Of course, giving the bot a larger vocabulary will only itself intensify the bot’s existential question. The German mathematician Gregor Cantor proved that there could be larger and smaller infinities that were both, still, infinities; a more prolix Every Word will only make its lacunae more noticeable.
Because—make that list longer and longer—and you will run into an old problem: No one’s sure what a word is, exactly.
For over a century, some scholars have claimed that Shakespeare used more words than any other writer, that his vocabulary dwarfed his era’s fellow English-speakers. The number of words he deployed, some insisted, is even double that of modern-day speakers. In 1986, a famed and Emmy-winning PBS documentary, The Story of English, alleged: “Shakespeare had one of the largest vocabularies of any English writer, some 30,000 words. Estimates of an educated person’s vocabulary today vary, but it is probably about half this, 15,000.”

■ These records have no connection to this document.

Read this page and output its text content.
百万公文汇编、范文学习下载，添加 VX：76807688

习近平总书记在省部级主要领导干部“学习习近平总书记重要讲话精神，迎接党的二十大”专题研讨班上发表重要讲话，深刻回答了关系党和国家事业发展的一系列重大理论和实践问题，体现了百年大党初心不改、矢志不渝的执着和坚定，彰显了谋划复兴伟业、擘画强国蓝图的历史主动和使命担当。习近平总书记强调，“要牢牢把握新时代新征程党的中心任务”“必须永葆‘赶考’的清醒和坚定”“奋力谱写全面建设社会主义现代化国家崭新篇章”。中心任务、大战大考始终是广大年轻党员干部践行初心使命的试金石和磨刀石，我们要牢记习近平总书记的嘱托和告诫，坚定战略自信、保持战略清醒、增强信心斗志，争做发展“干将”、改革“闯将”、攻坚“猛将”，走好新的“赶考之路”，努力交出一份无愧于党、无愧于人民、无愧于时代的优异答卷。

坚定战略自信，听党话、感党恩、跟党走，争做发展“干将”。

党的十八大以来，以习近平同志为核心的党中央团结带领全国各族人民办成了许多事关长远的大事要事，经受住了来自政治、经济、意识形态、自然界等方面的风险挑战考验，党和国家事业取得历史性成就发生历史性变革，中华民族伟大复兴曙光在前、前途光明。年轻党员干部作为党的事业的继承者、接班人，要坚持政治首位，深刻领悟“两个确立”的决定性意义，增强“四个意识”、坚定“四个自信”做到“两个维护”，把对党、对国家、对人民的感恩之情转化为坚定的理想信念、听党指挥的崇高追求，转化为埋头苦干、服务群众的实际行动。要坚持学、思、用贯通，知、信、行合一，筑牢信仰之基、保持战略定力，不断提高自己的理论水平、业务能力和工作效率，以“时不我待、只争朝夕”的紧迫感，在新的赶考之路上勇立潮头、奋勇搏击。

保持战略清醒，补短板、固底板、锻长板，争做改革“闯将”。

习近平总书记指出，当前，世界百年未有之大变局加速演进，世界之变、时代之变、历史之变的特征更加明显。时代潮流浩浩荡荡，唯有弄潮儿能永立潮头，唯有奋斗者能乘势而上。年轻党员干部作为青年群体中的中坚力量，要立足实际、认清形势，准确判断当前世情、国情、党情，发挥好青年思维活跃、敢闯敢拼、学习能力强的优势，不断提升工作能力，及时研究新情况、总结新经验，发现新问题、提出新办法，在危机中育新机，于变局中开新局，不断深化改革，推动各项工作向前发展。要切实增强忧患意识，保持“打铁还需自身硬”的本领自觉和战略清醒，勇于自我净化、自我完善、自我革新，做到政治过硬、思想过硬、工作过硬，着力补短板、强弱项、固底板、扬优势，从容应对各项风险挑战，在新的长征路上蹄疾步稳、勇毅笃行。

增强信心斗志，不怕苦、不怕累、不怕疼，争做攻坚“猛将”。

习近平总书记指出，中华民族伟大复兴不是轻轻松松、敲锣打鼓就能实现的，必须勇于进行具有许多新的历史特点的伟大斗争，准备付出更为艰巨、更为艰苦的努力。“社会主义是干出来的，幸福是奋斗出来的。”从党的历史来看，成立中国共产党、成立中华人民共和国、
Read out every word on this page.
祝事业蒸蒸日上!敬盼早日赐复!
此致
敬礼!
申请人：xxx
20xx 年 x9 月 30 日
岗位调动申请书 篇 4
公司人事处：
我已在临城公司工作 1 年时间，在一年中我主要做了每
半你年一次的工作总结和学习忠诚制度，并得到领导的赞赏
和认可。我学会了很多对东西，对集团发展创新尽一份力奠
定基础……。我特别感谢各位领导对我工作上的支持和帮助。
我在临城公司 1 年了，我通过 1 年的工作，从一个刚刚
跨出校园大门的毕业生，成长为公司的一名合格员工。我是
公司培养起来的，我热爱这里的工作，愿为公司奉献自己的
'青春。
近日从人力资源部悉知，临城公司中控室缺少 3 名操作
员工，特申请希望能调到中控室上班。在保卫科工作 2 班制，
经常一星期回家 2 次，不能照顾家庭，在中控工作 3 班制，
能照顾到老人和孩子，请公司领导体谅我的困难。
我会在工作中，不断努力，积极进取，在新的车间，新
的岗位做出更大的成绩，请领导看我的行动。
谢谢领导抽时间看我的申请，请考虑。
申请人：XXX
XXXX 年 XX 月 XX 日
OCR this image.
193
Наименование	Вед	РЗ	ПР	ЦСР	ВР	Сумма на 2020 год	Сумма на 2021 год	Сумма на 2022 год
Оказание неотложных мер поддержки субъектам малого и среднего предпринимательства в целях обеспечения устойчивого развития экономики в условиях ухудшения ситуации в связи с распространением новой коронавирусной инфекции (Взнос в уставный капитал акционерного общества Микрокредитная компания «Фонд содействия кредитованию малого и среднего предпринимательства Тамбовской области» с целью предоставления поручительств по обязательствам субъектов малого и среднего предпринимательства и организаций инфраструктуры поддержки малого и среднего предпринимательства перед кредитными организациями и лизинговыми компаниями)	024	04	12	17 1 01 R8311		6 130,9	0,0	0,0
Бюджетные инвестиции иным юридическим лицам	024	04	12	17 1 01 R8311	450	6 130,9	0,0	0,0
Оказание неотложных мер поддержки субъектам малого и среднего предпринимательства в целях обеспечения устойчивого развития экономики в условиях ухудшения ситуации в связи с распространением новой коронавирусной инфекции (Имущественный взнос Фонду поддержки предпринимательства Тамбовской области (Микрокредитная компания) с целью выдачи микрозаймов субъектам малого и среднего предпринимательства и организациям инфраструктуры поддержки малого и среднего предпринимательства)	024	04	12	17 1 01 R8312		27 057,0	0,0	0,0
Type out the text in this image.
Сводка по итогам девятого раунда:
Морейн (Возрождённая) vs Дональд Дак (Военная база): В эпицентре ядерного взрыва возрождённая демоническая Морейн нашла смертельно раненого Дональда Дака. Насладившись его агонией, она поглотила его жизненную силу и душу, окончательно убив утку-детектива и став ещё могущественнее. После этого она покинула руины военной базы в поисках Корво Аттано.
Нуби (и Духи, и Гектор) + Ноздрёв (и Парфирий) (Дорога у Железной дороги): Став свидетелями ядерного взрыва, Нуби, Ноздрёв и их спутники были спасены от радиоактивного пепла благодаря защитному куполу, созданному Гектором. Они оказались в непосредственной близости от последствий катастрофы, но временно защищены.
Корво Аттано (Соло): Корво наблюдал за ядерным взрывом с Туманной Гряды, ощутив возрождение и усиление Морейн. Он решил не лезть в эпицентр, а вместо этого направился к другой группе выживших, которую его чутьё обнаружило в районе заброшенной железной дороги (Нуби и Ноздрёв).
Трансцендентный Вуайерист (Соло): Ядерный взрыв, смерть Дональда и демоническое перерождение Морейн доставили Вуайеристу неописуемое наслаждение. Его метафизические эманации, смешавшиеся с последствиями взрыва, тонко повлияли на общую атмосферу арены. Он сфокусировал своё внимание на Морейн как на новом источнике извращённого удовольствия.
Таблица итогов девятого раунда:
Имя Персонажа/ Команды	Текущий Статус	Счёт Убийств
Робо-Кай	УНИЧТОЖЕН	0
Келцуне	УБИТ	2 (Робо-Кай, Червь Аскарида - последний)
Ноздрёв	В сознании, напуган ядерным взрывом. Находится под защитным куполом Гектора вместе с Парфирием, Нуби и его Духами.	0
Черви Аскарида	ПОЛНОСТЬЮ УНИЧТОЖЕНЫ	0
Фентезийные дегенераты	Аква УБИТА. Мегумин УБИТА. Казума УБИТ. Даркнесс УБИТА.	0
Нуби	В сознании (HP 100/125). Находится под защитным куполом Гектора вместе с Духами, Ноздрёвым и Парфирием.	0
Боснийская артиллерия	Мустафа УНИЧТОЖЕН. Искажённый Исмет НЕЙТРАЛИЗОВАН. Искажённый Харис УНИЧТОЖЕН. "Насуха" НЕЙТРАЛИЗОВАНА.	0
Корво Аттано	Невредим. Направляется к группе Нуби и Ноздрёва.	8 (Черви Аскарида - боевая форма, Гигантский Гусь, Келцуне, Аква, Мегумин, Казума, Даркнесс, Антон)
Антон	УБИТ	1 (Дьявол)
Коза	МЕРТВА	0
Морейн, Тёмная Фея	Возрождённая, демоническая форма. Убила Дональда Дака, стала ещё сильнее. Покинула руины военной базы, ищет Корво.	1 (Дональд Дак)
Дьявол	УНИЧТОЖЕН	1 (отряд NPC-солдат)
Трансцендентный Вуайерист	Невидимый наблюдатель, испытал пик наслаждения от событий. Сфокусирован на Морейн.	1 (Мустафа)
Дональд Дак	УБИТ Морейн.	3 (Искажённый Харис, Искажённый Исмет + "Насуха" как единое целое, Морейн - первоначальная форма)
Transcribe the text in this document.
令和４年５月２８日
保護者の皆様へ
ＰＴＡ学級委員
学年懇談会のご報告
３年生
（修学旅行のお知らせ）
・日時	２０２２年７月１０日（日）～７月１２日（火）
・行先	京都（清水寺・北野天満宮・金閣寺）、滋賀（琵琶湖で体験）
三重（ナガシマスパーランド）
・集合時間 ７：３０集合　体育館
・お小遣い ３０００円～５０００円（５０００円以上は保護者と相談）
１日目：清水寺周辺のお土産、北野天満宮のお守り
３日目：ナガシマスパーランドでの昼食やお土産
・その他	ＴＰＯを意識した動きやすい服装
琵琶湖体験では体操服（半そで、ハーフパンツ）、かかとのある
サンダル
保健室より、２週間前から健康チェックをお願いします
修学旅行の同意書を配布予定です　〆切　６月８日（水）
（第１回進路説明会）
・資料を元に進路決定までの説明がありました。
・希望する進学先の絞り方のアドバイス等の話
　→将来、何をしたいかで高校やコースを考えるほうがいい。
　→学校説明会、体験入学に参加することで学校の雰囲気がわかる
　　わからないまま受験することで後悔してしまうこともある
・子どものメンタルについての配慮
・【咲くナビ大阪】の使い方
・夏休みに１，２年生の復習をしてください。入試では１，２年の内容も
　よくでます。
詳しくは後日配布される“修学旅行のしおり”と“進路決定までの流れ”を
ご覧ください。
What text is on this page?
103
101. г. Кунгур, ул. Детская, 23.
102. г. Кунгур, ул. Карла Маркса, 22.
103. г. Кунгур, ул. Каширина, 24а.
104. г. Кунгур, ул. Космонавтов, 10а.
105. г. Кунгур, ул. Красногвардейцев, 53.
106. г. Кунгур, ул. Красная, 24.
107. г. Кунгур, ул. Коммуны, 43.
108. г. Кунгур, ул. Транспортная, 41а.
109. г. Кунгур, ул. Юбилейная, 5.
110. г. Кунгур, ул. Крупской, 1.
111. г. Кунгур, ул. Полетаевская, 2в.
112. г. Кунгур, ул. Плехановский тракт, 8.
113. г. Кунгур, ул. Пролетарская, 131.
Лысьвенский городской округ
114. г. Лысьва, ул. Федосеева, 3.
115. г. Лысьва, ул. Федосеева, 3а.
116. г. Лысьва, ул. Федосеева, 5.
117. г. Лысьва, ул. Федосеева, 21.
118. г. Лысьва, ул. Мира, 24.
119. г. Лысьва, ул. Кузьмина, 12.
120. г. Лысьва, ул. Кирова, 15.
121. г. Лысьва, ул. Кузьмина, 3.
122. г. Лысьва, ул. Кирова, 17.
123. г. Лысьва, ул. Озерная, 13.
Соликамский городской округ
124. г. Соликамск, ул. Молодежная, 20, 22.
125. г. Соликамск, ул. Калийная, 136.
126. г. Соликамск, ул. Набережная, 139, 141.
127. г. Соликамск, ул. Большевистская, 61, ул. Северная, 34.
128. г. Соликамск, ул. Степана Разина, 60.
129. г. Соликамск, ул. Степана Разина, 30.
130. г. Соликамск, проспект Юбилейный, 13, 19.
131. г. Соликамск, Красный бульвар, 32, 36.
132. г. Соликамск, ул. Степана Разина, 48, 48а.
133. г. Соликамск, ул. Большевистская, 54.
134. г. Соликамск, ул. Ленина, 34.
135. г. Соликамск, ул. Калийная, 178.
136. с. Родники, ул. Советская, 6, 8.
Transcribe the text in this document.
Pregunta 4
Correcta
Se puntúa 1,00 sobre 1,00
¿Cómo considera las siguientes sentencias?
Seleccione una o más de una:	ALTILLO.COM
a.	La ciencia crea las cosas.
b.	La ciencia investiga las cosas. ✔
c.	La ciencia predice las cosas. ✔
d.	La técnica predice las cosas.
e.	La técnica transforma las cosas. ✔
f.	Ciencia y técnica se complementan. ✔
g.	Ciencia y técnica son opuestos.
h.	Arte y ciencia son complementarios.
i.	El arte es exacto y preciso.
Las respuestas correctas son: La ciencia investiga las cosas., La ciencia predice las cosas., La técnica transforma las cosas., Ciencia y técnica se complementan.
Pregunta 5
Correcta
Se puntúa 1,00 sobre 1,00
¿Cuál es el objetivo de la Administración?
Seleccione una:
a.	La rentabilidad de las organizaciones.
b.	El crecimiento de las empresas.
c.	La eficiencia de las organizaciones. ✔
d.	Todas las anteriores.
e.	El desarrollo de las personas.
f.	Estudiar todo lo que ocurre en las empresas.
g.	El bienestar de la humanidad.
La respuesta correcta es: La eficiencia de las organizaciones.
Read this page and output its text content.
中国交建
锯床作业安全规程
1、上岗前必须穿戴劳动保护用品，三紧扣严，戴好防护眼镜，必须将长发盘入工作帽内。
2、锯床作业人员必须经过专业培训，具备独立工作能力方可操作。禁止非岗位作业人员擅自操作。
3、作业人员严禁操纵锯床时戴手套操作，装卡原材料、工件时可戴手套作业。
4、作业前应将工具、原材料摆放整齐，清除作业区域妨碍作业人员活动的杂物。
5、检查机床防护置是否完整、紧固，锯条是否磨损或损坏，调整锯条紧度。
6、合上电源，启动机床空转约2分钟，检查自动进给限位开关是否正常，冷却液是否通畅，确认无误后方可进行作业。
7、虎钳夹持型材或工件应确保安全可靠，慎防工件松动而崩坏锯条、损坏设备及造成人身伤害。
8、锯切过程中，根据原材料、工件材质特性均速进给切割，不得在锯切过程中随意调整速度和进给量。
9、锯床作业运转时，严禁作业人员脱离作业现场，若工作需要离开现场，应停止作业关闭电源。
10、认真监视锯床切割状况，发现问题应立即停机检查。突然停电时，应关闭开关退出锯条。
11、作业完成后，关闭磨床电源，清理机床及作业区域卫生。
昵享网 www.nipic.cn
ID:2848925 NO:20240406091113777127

Could that be true? It depends what you mean by vocabulary. As Ward Elliott and Robert Valenza write in their paper, “Shakespeare’s vocabulary: did it dwarf all the others?”, there are three different ways to cut up a text into its words. (They cite Marvin Spevack’s important studies into this issue, which were among the first to use a computer.)
Of the 884,647 tokens in the Riverside Shakespeare corpus, a computer counts 29,066 “types”—that is, different kinds of collections of letters. This machine-counting doesn’t account for the common alternate spellings of Shakespeare’s day, like wreck and wrack, or murder and murther, nor does it separate plurals and conjugated forms from their more common roots. Therefore, horse and horses are two different words, as are run and running.
That’s because computers—at least in the late 1960s, when Spevack was conducting his study—could only distinguish “types” like those. That horse and horses shared a root meant nothing to them. To count root words—which are sometimes called lemmas—the two scholars had to rely on hand-counts, or rely on the common estimate that a vocabulary not yet lemmatized is two-thirds larger than one that uses only root words.
What’s Shakespeare’s lemmatized vocabulary, then? Both long-respected hand-counted efforts and a mathematical estimation return the same answer: He used between 17,000 and 18,000 root words.
This count may still be incorrect. Spevack’s machine reading can’t account for homographs, words like spring or bear that can function as nouns or verbs and have many more definitions after that. It also doesn’t track two-token words, like grown up, where types combine to create a new definition. Finally—and this is the largest misestimation of all—it doesn’t account for words that Shakespeare knew but never wrote in a play. Such a challenge engrosses Elliott and Valenza for much of their paper. They conclude, finally, that Shakepeare’s total vocabulary… is just about the same size as or smaller than that of a “run-of-the-mill college-educated modern.”